The Blood?  Did she mean the accursed sorcerer flesh that Cawdour had inflicted upon me?

 "Yes, that is what I mean," she said, as if she knew every thought in my mind.  "Can you see the truth?"

"What is truth?"

"He laughed lightly.  "Have you become a philosopher, brother?"

When I did not reply, the phantom girl took my cheeks between her palms and, standing on her tiptoes, pressed a kiss to my reluctant mouth.  It was anything but a sisterly kiss. 

In fact, it was the kiss like I had once hoped to receive from my future bride, whosoever she would be.

"We must go forward together, betrothed," Ava -- or Dyan -- said, even as she pushed back from me, "because now we must troth our vows."

"Vows? Are you talking about a wedding?"  If she were, it would be the same metaphor that Elekta had used.  "You call me brother. Is not incest accursed?" I challenged her.

"Dyan" shook her head without frowning.  "When mortals wed do they not become as one?  How much blessed is the union between the two haves of one nature?  Walk with me," she urged.  Instead, I stepped back.  Where did this minx with the face of a traitoress intend to lead me?

"Why do you fear me, Rodin?" she asked.

It suddenly seemed wrong to be afraid of a girl, ghost or not.  Was this not a dream, and did my physical body not lie within a circle of protection?

That thought permitted me to take the girl's outstretched hand and let her escort me into the lighted tunnel.  We came to stand beneath the Serpent's Orb.

"It is the time and the place," Dyan said, as if reciting a fragment of a chant.

"The time and the place for what?" I asked.

She took my other hand into hers.  "Accept me, Rodin.  Call me your wife."

Elekta's words came back to me:  "If you are to become a magician, your sorcerer-soul must freely wed your sorceress-body."

Was this the meaning of the vision?  My mind said 'no', but something deep and instinctual said 'yes.'   I sorted through conflicting feelings to make the judgment call.  The words, when spoken, seemed to speak themselves:  "I reject Ava, but I embrace Dyan.  I do declare that Dyan is my truly espoused."

She nodded.  "And I acknowledge Rodin to be my husband, who is also named Dyan.  Then, lowering her head, a bride kissed the hands of her groom.

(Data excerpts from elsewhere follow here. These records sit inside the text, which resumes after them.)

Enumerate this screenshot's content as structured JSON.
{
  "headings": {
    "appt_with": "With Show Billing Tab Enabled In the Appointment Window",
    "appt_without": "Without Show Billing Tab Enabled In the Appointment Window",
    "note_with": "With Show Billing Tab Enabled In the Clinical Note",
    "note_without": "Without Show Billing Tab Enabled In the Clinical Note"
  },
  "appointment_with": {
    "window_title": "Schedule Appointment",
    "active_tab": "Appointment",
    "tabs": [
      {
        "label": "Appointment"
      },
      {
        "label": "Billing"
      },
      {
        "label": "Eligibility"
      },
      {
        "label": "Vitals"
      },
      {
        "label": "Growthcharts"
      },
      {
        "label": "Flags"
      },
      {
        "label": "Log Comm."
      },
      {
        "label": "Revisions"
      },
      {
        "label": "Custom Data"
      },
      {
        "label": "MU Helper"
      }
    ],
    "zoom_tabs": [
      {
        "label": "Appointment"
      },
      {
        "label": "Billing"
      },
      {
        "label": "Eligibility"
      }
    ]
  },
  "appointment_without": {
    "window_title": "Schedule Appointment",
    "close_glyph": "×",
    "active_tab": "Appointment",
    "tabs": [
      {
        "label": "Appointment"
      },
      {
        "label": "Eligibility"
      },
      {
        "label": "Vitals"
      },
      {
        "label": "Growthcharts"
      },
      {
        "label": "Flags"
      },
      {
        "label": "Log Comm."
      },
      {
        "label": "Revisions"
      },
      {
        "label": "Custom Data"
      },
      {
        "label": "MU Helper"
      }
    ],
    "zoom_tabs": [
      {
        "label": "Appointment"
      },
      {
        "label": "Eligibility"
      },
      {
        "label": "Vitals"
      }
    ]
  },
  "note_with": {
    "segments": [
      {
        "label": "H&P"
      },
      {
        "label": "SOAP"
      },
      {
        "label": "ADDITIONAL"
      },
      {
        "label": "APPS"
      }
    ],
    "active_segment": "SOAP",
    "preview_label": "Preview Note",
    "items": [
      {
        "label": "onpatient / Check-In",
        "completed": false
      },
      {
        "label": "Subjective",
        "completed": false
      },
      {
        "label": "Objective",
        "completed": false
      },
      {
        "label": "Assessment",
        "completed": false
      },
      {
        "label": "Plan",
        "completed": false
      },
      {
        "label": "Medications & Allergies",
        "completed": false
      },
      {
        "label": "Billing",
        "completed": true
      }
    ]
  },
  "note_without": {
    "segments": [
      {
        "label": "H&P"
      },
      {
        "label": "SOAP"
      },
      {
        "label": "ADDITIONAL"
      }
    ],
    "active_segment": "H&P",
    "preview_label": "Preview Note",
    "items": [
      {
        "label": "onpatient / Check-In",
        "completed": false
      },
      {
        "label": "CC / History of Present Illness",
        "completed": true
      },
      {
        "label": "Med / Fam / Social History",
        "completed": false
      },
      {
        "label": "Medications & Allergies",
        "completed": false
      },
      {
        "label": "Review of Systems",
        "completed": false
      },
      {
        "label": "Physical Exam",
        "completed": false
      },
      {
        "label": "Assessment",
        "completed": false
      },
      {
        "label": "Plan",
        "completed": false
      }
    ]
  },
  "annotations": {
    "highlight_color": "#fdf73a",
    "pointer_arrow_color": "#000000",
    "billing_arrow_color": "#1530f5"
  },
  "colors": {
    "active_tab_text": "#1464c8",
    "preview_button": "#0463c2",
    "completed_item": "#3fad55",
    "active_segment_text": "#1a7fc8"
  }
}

As I awakened, I instinctively groped myself hopefully.

I was bitterly disappointed and that meant I was indeed awake.

"You have done well, Dyan."

The speaking voice was male.  I glanced to the foot of the bed that I was laying in - and into the face of stranger.  He was a gray-eyed man of about thirty, one dressed in the courtly trappings of a gentleman.

"You are our true child and we are pleased with you."

"Whom do you speak of?" I whispered hoarsely.  I realized that no man -- not even a priest -- should have been found within the precincts of Llyana's temple.

"You will know all in good time," he replied.  "You have been chosen to wage a battle for great ends.  Your path shall be arduous and it shall test you profoundly, so rest while you may.  We shall meet again at Blathaon."

He, my sick room, visitor took a step backwards.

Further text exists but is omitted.